It’s “L’atelier à pâtes”.
Their website: http://www.pastadelices.fr/
It’s “L’atelier à pâtes”.
Their website: http://www.pastadelices.fr/
Given how many vegetarians freak out about cochineal, I’d say this would be a no-go area for them. (Though I’m amused by those people who say they oppose it because they don’t want insects to get killed for their food. I mean, do they have any idea how many insects get killed in the production of vegetables?)
Vegan here.
I was actually coming here to point out this exact thing. Insects are not vegetarian. That’s it - that’s all there is to it. So that whole statement about meat replacement is false.
Sure, you can start discussing whether there is a ranking of animals that you would rather not eat (is it more ok to hurt a bunch of crickets to save a cow?), but none of that is vegetarian. Not eating animals is vegetarian. And just like fish, insects count.
Besides, “we” already have way better meat replacements already, which, you know, have NO animals in them. I’d talk about these replacements, but I have to get back to this burrito now.

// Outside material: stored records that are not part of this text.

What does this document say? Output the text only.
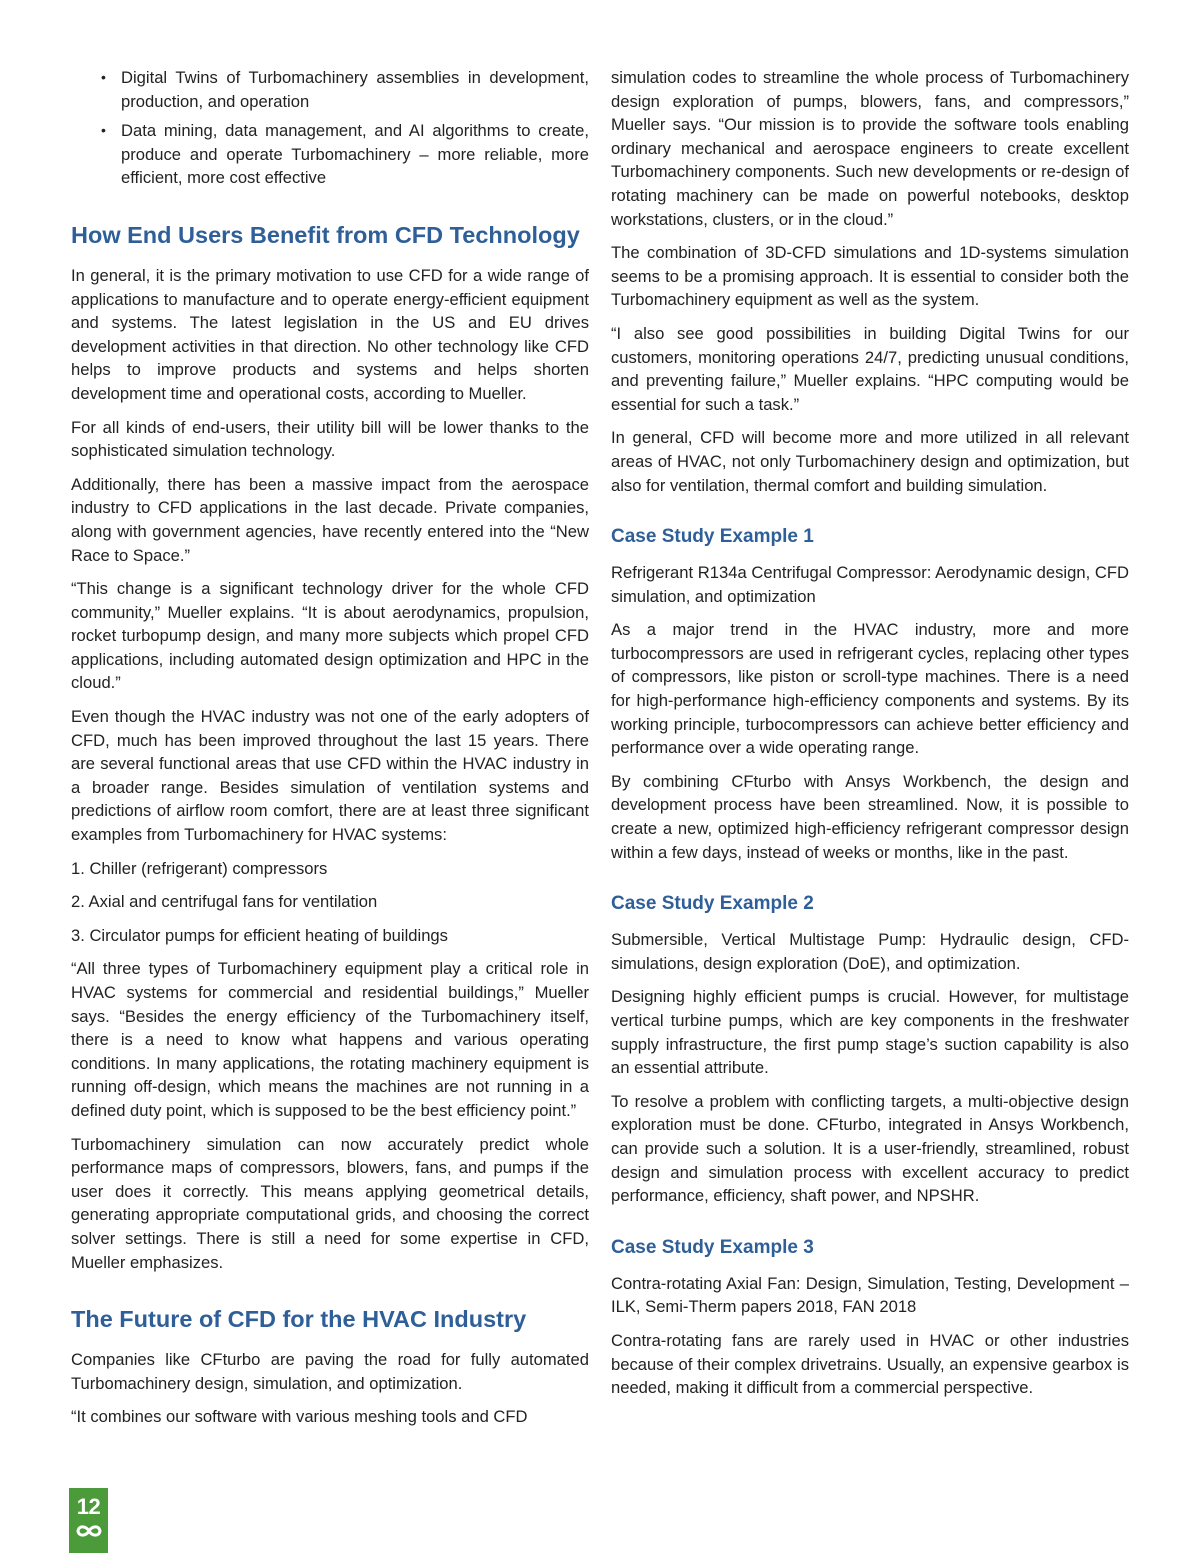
• Digital Twins of Turbomachinery assemblies in development, production, and operation
• Data mining, data management, and AI algorithms to create, produce and operate Turbomachinery – more reliable, more efficient, more cost effective
How End Users Benefit from CFD Technology

In general, it is the primary motivation to use CFD for a wide range of applications to manufacture and to operate energy-efficient equipment and systems. The latest legislation in the US and EU drives development activities in that direction. No other technology like CFD helps to improve products and systems and helps shorten development time and operational costs, according to Mueller.

For all kinds of end-users, their utility bill will be lower thanks to the sophisticated simulation technology.

Additionally, there has been a massive impact from the aerospace industry to CFD applications in the last decade. Private companies, along with government agencies, have recently entered into the “New Race to Space.”

“This change is a significant technology driver for the whole CFD community,” Mueller explains. “It is about aerodynamics, propulsion, rocket turbopump design, and many more subjects which propel CFD applications, including automated design optimization and HPC in the cloud.”

Even though the HVAC industry was not one of the early adopters of CFD, much has been improved throughout the last 15 years. There are several functional areas that use CFD within the HVAC industry in a broader range. Besides simulation of ventilation systems and predictions of airflow room comfort, there are at least three significant examples from Turbomachinery for HVAC systems:

1. Chiller (refrigerant) compressors

2. Axial and centrifugal fans for ventilation

3. Circulator pumps for efficient heating of buildings

“All three types of Turbomachinery equipment play a critical role in HVAC systems for commercial and residential buildings,” Mueller says. “Besides the energy efficiency of the Turbomachinery itself, there is a need to know what happens and various operating conditions. In many applications, the rotating machinery equipment is running off-design, which means the machines are not running in a defined duty point, which is supposed to be the best efficiency point.”

Turbomachinery simulation can now accurately predict whole performance maps of compressors, blowers, fans, and pumps if the user does it correctly. This means applying geometrical details, generating appropriate computational grids, and choosing the correct solver settings. There is still a need for some expertise in CFD, Mueller emphasizes.

The Future of CFD for the HVAC Industry

Companies like CFturbo are paving the road for fully automated Turbomachinery design, simulation, and optimization.

“It combines our software with various meshing tools and CFD

simulation codes to streamline the whole process of Turbomachinery design exploration of pumps, blowers, fans, and compressors,” Mueller says. “Our mission is to provide the software tools enabling ordinary mechanical and aerospace engineers to create excellent Turbomachinery components. Such new developments or re-design of rotating machinery can be made on powerful notebooks, desktop workstations, clusters, or in the cloud.”

The combination of 3D-CFD simulations and 1D-systems simulation seems to be a promising approach. It is essential to consider both the Turbomachinery equipment as well as the system.

“I also see good possibilities in building Digital Twins for our customers, monitoring operations 24/7, predicting unusual conditions, and preventing failure,” Mueller explains. “HPC computing would be essential for such a task.”

In general, CFD will become more and more utilized in all relevant areas of HVAC, not only Turbomachinery design and optimization, but also for ventilation, thermal comfort and building simulation.

Case Study Example 1

Refrigerant R134a Centrifugal Compressor: Aerodynamic design, CFD simulation, and optimization

As a major trend in the HVAC industry, more and more turbocompressors are used in refrigerant cycles, replacing other types of compressors, like piston or scroll-type machines. There is a need for high-performance high-efficiency components and systems. By its working principle, turbocompressors can achieve better efficiency and performance over a wide operating range.

By combining CFturbo with Ansys Workbench, the design and development process have been streamlined. Now, it is possible to create a new, optimized high-efficiency refrigerant compressor design within a few days, instead of weeks or months, like in the past.

Case Study Example 2

Submersible, Vertical Multistage Pump: Hydraulic design, CFD-simulations, design exploration (DoE), and optimization.

Designing highly efficient pumps is crucial. However, for multistage vertical turbine pumps, which are key components in the freshwater supply infrastructure, the first pump stage’s suction capability is also an essential attribute.

To resolve a problem with conflicting targets, a multi-objective design exploration must be done. CFturbo, integrated in Ansys Workbench, can provide such a solution. It is a user-friendly, streamlined, robust design and simulation process with excellent accuracy to predict performance, efficiency, shaft power, and NPSHR.

Case Study Example 3

Contra-rotating Axial Fan: Design, Simulation, Testing, Development – ILK, Semi-Therm papers 2018, FAN 2018

Contra-rotating fans are rarely used in HVAC or other industries because of their complex drivetrains. Usually, an expensive gearbox is needed, making it difficult from a commercial perspective.

12
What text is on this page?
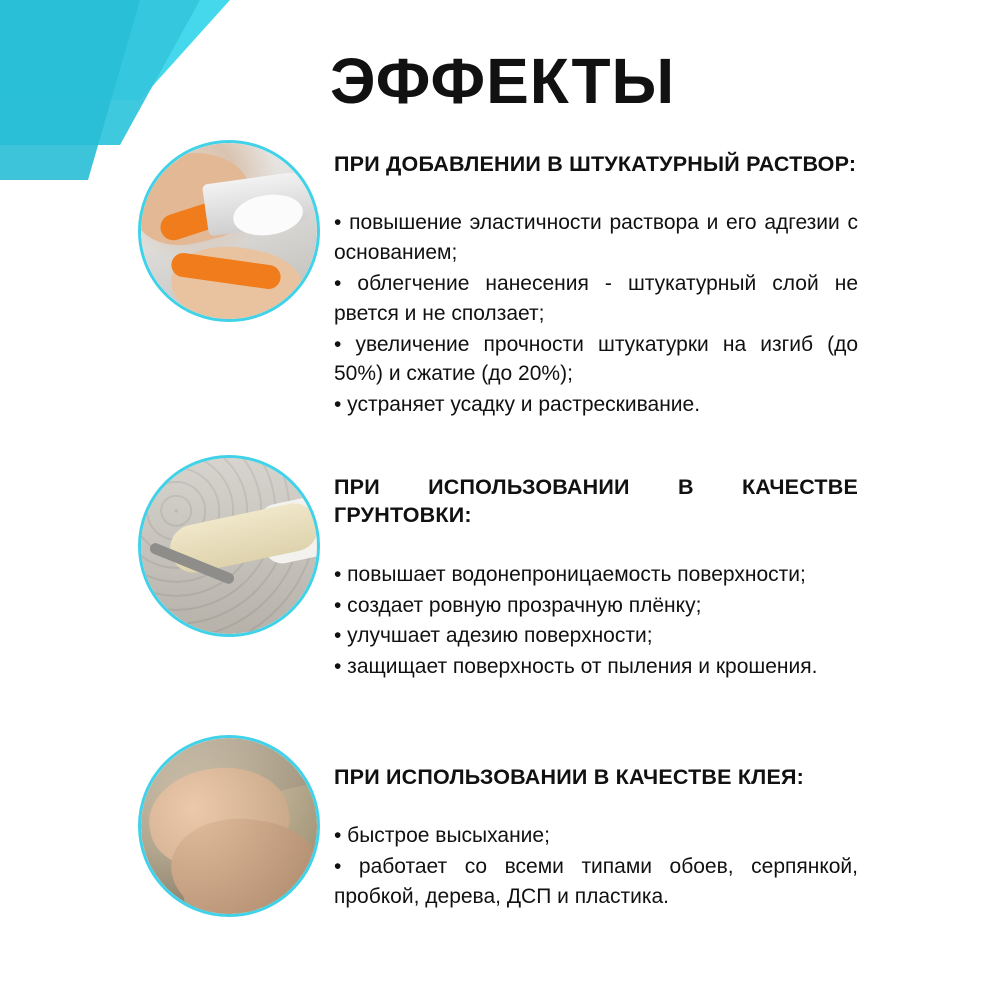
ЭФФЕКТЫ
ПРИ ДОБАВЛЕНИИ В ШТУКАТУРНЫЙ РАСТВОР:
• повышение эластичности раствора и его адгезии с основанием;
• облегчение нанесения - штукатурный слой не рвется и не сползает;
• увеличение прочности штукатурки на изгиб (до 50%) и сжатие (до 20%);
• устраняет усадку и растрескивание.
ПРИ ИСПОЛЬЗОВАНИИ В КАЧЕСТВЕ ГРУНТОВКИ:
• повышает водонепроницаемость поверхности;
• создает ровную прозрачную плёнку;
• улучшает адезию поверхности;
• защищает поверхность от пыления и крошения.
ПРИ ИСПОЛЬЗОВАНИИ В КАЧЕСТВЕ КЛЕЯ:
• быстрое высыхание;
• работает со всеми типами обоев, серпянкой, пробкой, дерева, ДСП и пластика.
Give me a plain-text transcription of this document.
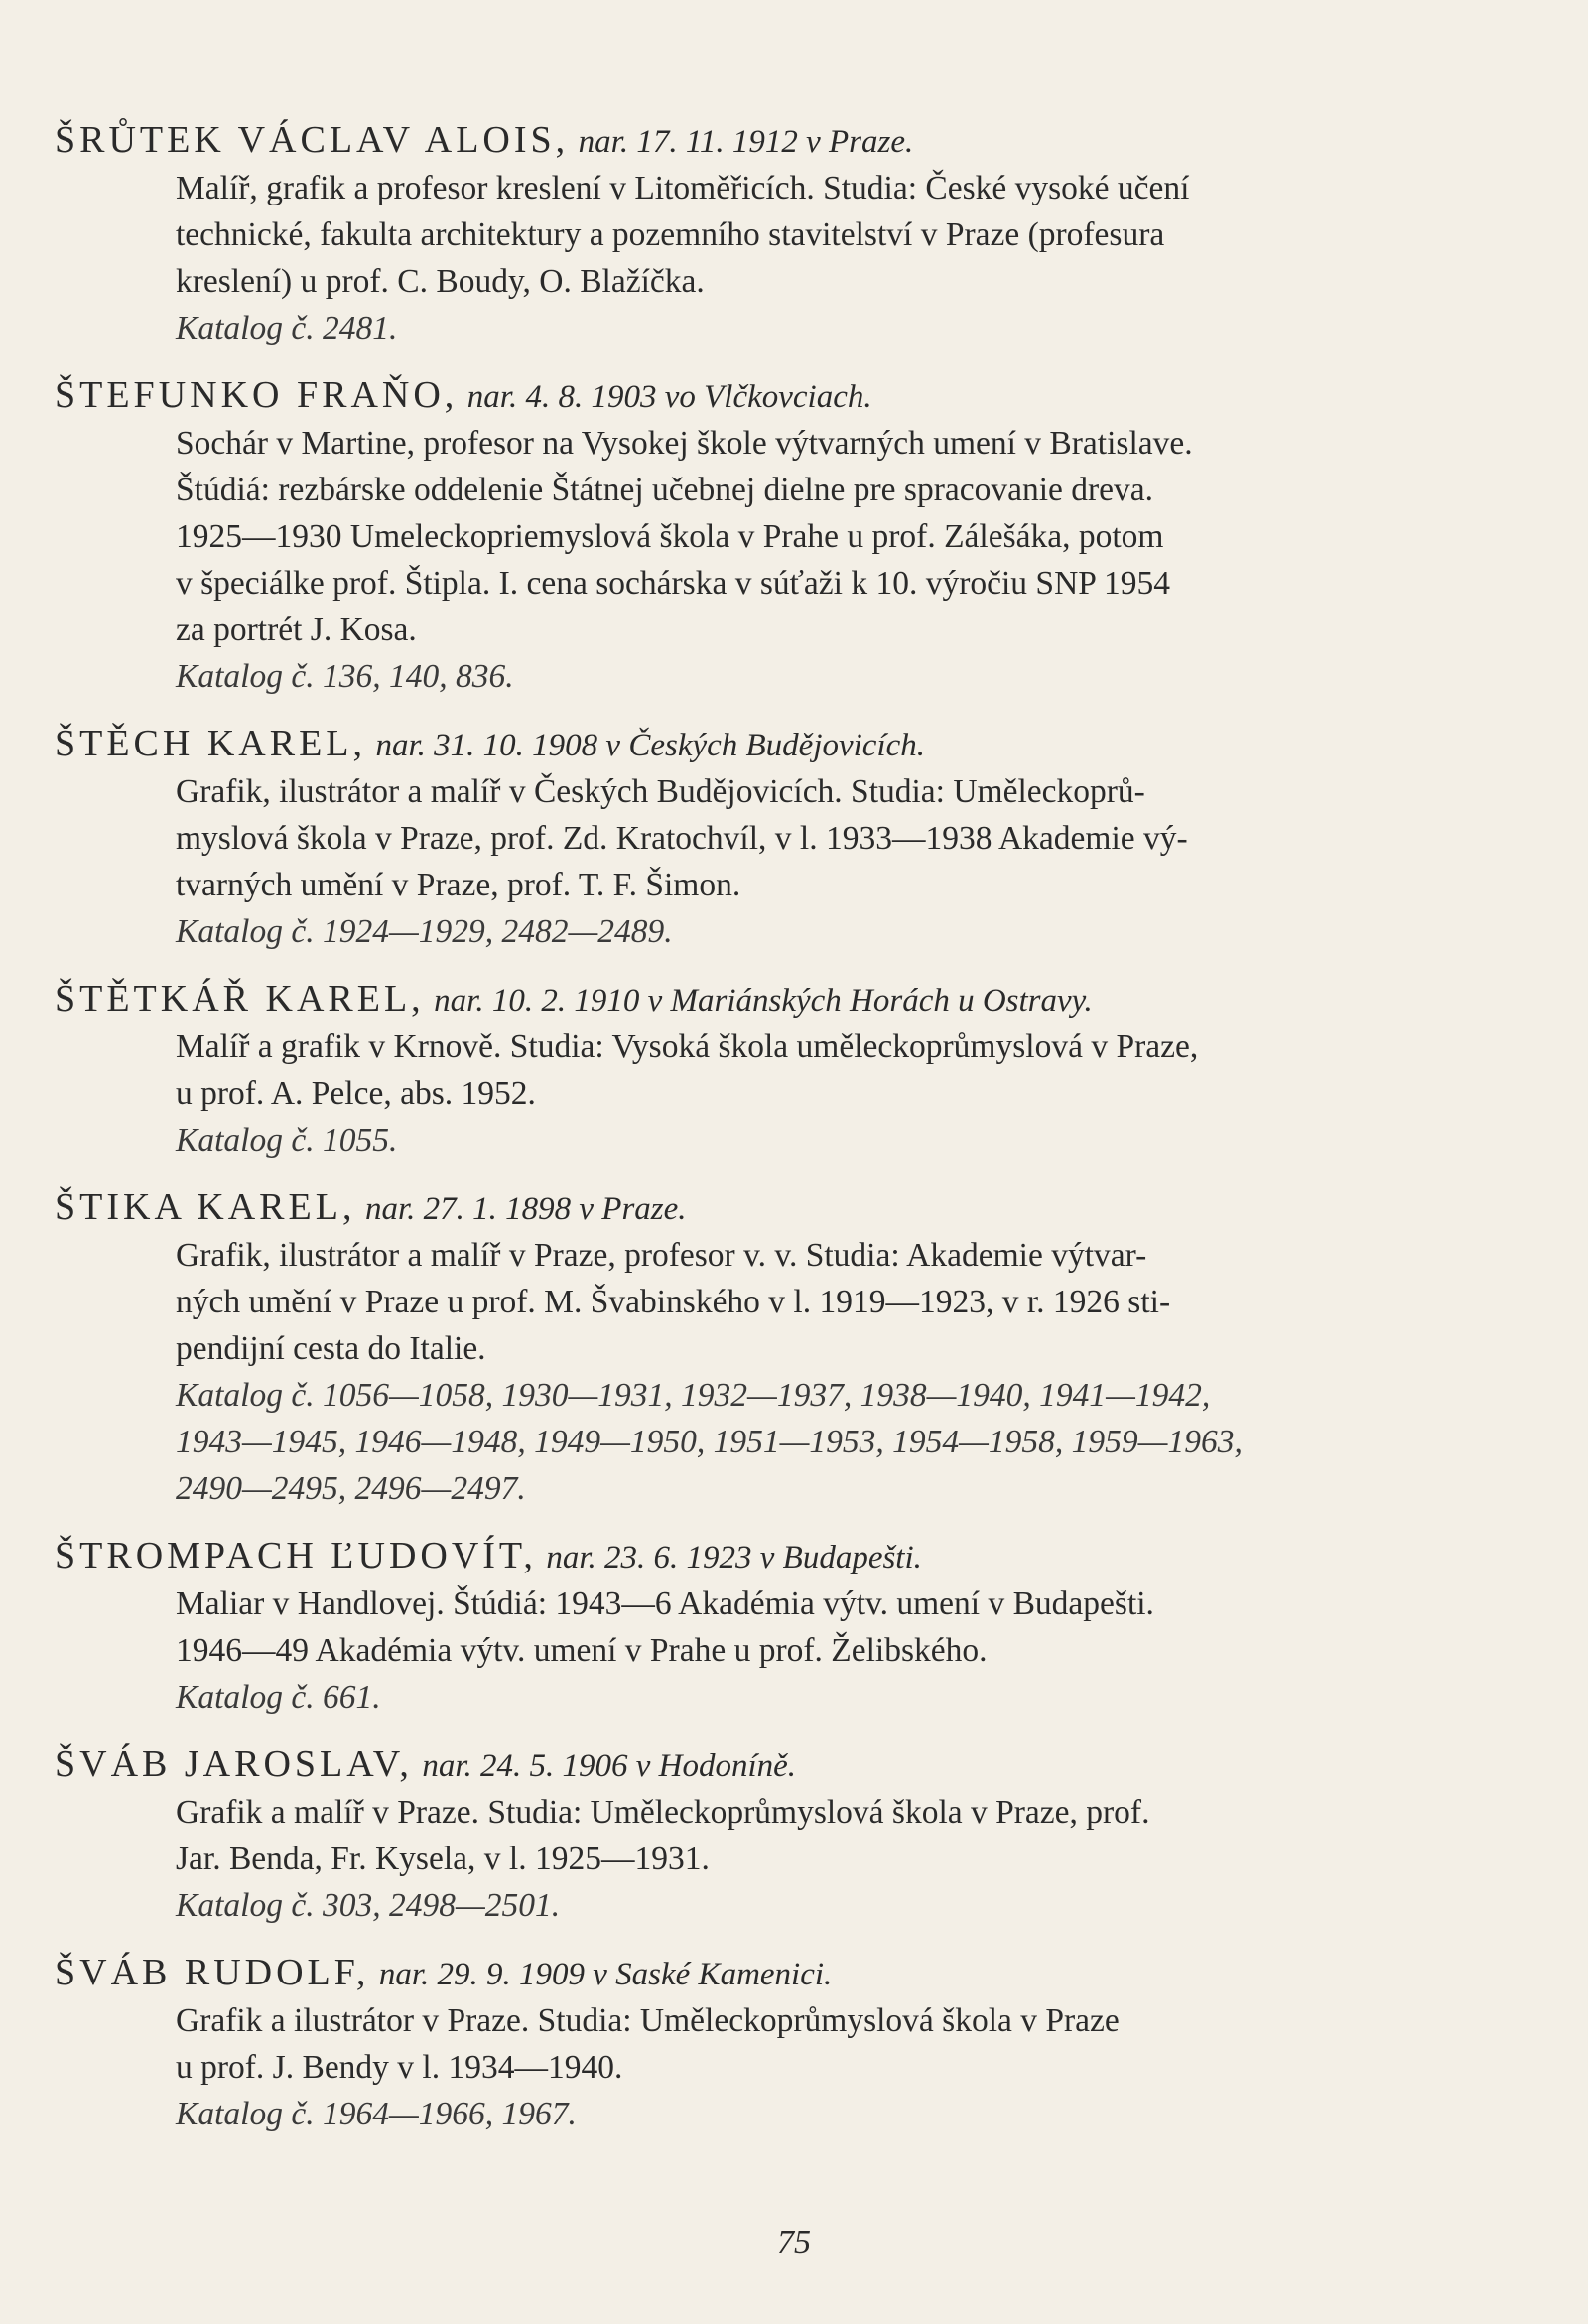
ŠRŮTEK VÁCLAV ALOIS, nar. 17. 11. 1912 v Praze.
Malíř, grafik a profesor kreslení v Litoměřicích. Studia: České vysoké učení
technické, fakulta architektury a pozemního stavitelství v Praze (profesura
kreslení) u prof. C. Boudy, O. Blažíčka.
Katalog č. 2481.
ŠTEFUNKO FRAŇO, nar. 4. 8. 1903 vo Vlčkovciach.
Sochár v Martine, profesor na Vysokej škole výtvarných umení v Bratislave.
Štúdiá: rezbárske oddelenie Štátnej učebnej dielne pre spracovanie dreva.
1925—1930 Umeleckopriemyslová škola v Prahe u prof. Zálešáka, potom
v špeciálke prof. Štipla. I. cena sochárska v súťaži k 10. výročiu SNP 1954
za portrét J. Kosa.
Katalog č. 136, 140, 836.
ŠTĚCH KAREL, nar. 31. 10. 1908 v Českých Budějovicích.
Grafik, ilustrátor a malíř v Českých Budějovicích. Studia: Uměleckoprů-
myslová škola v Praze, prof. Zd. Kratochvíl, v l. 1933—1938 Akademie vý-
tvarných umění v Praze, prof. T. F. Šimon.
Katalog č. 1924—1929, 2482—2489.
ŠTĚTKÁŘ KAREL, nar. 10. 2. 1910 v Mariánských Horách u Ostravy.
Malíř a grafik v Krnově. Studia: Vysoká škola uměleckoprůmyslová v Praze,
u prof. A. Pelce, abs. 1952.
Katalog č. 1055.
ŠTIKA KAREL, nar. 27. 1. 1898 v Praze.
Grafik, ilustrátor a malíř v Praze, profesor v. v. Studia: Akademie výtvar-
ných umění v Praze u prof. M. Švabinského v l. 1919—1923, v r. 1926 sti-
pendijní cesta do Italie.
Katalog č. 1056—1058, 1930—1931, 1932—1937, 1938—1940, 1941—1942,
1943—1945, 1946—1948, 1949—1950, 1951—1953, 1954—1958, 1959—1963,
2490—2495, 2496—2497.
ŠTROMPACH ĽUDOVÍT, nar. 23. 6. 1923 v Budapešti.
Maliar v Handlovej. Štúdiá: 1943—6 Akadémia výtv. umení v Budapešti.
1946—49 Akadémia výtv. umení v Prahe u prof. Želibského.
Katalog č. 661.
ŠVÁB JAROSLAV, nar. 24. 5. 1906 v Hodoníně.
Grafik a malíř v Praze. Studia: Uměleckoprůmyslová škola v Praze, prof.
Jar. Benda, Fr. Kysela, v l. 1925—1931.
Katalog č. 303, 2498—2501.
ŠVÁB RUDOLF, nar. 29. 9. 1909 v Saské Kamenici.
Grafik a ilustrátor v Praze. Studia: Uměleckoprůmyslová škola v Praze
u prof. J. Bendy v l. 1934—1940.
Katalog č. 1964—1966, 1967.
75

I’m not a vegetarian anymore (was for 18 years though) and I came here to say someone isn’t clear on the definition of vegetarian. However I can see some people who would find this more ethical or environmental than say eating red meat.
Those meat replacements may end up killing/hurting more insects in the course of harvesting the ingredients than are hurt in producing the insects for human consumption. Raising crickets or mealworms for human consumption is conceivably more environmentally friendly than a field of soy beans.
You may be interested in this:
The life cycle of fig trees involves a particular species of wasp dying inside the growing fruit-- if you eat wild figs you are eating dead wasps too (apparently some species of cultivated figs in the US don’t require wasps to fertilize them, so if you’re a vegan and like figs you have an out.)
I can get it in certain contexts, but then you have the fun thing of caring about where the eggs come from. Were I vegan, I would eat the eggs from my family’s chickens, who are basically pets who happen to lay eggs.
Since ‘cruelty to animals’ is a big driver of vegan ideals, I’ve never understood why having your own backyard chicken coop or milking your own dairy cow is such a no-no, as long as they are treated well. My sister is a vegetarian, but she had a chicken coop in her back yard for years, the birds were basically free-range (the coop opened at dawn and closed at sunset automatically, the birds came out, ate bugs in the yard all day, knew enough to get back inside before dark.) She even cared for the old birds that wouldn’t lay anymore. They had a good life. . . at least until she had to move to a new place where they didn’t allow chickens.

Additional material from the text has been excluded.